Historian Timothy Snyder warns that liberty falls to tyranny when we do not follow the lessons of the past, including to “believe in truth.” One other such warning: “Remember professional ethics.” Nazi Germany would not have murdered millions or destroyed freedom without lawyers and doctors governed by compromising their ethical rules when the tyrant raged.
Those professionals enabled that tyrant to identify himself as Germany, label political opposition as “traitorous,” shred truth telling and obliterate the rule of law governing all but the tyrant and those enablers.

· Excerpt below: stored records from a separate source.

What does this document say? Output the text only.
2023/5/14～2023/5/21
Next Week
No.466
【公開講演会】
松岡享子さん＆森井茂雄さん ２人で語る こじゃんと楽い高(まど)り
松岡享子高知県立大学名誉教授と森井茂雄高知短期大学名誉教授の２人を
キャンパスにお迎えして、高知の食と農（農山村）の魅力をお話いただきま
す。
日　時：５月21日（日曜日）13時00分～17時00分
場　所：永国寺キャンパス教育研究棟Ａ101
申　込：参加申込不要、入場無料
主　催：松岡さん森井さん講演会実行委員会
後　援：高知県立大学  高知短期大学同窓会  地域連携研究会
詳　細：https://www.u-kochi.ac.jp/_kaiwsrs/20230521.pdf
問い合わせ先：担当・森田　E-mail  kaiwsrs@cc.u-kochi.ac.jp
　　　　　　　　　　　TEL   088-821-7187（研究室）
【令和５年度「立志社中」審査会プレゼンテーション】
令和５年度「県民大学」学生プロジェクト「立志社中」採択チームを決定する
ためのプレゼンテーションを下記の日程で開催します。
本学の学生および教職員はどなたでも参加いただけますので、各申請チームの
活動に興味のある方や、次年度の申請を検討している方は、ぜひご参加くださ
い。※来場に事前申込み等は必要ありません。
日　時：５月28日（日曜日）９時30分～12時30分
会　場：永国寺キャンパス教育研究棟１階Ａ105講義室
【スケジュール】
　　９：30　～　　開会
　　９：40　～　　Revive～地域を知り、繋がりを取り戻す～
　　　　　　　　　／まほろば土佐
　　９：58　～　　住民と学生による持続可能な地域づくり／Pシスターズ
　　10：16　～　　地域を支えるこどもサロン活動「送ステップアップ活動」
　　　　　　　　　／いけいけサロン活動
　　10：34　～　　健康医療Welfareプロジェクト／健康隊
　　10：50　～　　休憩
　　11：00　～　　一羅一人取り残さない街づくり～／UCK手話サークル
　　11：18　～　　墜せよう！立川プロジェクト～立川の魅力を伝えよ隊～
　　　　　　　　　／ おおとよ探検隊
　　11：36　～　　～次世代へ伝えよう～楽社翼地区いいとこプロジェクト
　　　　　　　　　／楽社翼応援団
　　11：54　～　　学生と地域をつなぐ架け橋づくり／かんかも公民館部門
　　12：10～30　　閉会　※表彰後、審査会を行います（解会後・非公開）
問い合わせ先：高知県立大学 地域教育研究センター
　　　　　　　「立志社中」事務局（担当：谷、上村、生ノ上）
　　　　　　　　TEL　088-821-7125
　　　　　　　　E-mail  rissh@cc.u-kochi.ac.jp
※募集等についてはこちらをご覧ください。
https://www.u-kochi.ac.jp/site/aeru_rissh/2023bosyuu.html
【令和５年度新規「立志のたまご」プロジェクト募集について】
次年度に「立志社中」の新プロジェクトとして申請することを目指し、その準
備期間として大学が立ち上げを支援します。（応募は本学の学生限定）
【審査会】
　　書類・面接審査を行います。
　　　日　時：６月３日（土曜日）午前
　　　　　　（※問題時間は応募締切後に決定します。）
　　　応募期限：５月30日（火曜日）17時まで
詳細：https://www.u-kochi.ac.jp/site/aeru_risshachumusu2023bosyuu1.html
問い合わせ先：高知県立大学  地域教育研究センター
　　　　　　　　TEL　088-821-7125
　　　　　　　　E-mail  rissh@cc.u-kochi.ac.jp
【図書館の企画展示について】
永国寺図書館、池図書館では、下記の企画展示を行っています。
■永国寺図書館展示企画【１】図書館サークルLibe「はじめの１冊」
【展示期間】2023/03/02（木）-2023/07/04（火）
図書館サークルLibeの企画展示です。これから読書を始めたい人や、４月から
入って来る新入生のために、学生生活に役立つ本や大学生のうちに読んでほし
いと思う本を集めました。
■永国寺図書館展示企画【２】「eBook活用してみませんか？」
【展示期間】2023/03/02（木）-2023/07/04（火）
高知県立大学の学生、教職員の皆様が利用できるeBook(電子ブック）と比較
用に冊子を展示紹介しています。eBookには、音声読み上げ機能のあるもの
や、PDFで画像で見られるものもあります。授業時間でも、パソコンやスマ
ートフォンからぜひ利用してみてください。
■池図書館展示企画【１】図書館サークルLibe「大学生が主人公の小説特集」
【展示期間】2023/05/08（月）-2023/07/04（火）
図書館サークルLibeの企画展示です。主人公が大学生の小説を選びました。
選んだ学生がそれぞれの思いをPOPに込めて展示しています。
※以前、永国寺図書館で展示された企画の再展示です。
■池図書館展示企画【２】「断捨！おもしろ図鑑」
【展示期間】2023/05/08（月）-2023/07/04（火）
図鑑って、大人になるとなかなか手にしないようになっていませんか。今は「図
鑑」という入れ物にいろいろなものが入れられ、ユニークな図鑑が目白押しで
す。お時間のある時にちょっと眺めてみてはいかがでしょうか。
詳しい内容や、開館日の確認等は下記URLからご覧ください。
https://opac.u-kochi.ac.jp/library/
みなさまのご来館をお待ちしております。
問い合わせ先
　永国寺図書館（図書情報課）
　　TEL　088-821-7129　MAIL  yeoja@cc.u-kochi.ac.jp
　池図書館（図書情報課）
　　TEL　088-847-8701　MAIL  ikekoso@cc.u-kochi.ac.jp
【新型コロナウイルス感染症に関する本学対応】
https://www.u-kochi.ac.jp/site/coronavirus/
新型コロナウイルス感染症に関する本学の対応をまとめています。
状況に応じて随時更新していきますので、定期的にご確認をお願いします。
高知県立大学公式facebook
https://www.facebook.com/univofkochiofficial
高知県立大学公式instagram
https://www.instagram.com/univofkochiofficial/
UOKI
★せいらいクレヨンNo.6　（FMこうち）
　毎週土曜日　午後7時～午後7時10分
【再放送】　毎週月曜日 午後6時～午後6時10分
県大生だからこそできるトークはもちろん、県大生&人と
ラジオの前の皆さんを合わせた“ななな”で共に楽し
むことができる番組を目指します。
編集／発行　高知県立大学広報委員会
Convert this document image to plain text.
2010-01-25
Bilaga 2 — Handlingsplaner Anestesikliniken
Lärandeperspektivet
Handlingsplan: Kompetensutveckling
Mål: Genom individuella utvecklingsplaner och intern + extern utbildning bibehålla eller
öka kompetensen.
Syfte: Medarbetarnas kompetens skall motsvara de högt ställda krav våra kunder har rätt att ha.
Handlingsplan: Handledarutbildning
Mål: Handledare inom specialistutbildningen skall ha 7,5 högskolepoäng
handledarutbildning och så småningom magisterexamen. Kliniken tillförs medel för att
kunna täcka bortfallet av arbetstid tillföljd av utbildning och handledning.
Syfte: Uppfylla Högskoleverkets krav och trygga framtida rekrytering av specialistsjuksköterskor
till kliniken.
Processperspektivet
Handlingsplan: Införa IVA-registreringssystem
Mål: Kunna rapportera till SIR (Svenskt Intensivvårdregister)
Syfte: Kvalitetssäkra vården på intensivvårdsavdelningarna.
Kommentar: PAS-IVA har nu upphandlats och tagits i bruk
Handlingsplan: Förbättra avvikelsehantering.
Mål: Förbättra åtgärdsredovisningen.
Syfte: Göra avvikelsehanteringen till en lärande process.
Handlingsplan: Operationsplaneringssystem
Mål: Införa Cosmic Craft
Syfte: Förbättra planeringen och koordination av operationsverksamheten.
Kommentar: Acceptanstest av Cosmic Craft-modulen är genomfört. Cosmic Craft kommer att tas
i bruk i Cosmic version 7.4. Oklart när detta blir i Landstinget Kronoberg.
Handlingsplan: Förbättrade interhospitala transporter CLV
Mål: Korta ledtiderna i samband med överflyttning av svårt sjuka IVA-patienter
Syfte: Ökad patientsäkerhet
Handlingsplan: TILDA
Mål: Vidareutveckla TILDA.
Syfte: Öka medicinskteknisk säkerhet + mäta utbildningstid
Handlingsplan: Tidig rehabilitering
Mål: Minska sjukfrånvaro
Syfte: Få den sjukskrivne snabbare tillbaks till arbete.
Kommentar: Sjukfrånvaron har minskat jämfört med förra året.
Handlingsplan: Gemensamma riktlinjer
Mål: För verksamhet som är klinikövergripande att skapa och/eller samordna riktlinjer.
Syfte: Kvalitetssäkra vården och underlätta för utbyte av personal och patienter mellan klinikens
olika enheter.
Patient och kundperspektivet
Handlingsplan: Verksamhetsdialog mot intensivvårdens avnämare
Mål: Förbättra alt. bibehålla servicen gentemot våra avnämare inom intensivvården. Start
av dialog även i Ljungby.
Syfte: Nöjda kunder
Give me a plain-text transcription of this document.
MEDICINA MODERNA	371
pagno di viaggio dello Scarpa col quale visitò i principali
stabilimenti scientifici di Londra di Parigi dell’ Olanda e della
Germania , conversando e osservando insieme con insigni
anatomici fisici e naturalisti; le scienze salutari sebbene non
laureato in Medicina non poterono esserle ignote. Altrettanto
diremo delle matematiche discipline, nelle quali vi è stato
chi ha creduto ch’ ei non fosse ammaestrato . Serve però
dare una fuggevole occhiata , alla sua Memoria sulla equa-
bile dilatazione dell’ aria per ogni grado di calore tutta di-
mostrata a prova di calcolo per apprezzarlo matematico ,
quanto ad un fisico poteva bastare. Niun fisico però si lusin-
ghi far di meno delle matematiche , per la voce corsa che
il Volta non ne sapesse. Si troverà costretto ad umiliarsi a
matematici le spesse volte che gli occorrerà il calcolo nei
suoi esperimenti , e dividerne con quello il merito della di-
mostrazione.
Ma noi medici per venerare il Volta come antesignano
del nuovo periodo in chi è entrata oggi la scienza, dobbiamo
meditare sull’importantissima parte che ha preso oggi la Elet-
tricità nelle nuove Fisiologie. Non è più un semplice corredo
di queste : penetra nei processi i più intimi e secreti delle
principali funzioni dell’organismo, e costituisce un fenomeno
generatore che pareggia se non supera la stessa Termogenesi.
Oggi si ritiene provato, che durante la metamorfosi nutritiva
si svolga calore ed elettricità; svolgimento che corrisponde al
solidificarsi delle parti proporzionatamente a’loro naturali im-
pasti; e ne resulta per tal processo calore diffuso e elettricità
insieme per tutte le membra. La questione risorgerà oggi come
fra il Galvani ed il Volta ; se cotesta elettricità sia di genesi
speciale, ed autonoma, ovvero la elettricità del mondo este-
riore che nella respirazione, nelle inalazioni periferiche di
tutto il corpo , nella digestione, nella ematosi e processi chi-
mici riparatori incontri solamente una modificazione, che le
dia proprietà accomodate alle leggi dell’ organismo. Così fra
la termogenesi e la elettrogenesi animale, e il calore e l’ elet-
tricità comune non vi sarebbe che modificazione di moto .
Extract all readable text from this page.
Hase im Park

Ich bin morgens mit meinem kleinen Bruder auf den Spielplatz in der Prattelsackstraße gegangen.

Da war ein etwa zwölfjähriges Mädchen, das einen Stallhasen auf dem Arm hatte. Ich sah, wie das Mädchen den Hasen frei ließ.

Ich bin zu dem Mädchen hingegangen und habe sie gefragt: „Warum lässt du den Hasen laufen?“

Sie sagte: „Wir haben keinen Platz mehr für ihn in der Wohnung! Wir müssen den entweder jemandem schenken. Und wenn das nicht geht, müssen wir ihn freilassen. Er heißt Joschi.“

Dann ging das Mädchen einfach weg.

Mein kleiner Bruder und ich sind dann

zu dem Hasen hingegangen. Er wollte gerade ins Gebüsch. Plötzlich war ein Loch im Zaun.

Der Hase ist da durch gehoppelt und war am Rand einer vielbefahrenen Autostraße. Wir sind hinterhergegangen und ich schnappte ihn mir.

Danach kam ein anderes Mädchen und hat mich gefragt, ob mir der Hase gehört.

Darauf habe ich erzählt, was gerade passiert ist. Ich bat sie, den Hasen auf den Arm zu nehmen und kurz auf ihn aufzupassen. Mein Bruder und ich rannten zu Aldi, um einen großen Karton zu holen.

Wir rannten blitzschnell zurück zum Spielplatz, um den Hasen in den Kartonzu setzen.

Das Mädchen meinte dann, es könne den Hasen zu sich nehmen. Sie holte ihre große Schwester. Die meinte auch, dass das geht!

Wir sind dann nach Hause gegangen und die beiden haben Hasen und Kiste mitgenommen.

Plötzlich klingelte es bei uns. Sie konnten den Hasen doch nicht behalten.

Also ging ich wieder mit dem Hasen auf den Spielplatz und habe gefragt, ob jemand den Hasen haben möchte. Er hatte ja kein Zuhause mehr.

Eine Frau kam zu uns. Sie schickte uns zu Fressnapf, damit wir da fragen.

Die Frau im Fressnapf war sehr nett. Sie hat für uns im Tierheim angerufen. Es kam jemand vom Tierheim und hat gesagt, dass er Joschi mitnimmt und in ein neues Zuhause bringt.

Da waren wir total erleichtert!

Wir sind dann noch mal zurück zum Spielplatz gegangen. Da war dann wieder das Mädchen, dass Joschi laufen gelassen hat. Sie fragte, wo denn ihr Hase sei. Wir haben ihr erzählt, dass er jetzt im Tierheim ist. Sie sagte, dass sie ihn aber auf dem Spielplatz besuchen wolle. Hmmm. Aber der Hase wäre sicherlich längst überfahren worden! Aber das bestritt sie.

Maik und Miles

Snyder is too kind, speaking only of “professional ethics,” laying aside others at least governed by binding oaths of allegiance, such as elected representatives, particularly so when bound by a second oath in extraordinary circumstances.
Beyond professionals and public oath takers are “us” and the personal ethics taught to “us” by our mothers and fathers, priests and ministers, coaches and mentors, educators, Sunday school teachers, scout leaders and surely by all of us who ask our maker to “lead us not into temptation, but to deliver us from evil.”
When the American “us” mislays our ethics, we endorse the rise of tyranny as we slide behind a constitutional malignancy.
The ethics of liberty were gifted to us by the great cloud of our forbearers, men and women who spoke truth to the terrors of the 20th century and before. Liberty, inevitably ensnarled in the suffocating drag of tyrants into their own chaotic darkness, should never be a victim of the turned head, the shielded eye or self-serving excuses fueling tyranny.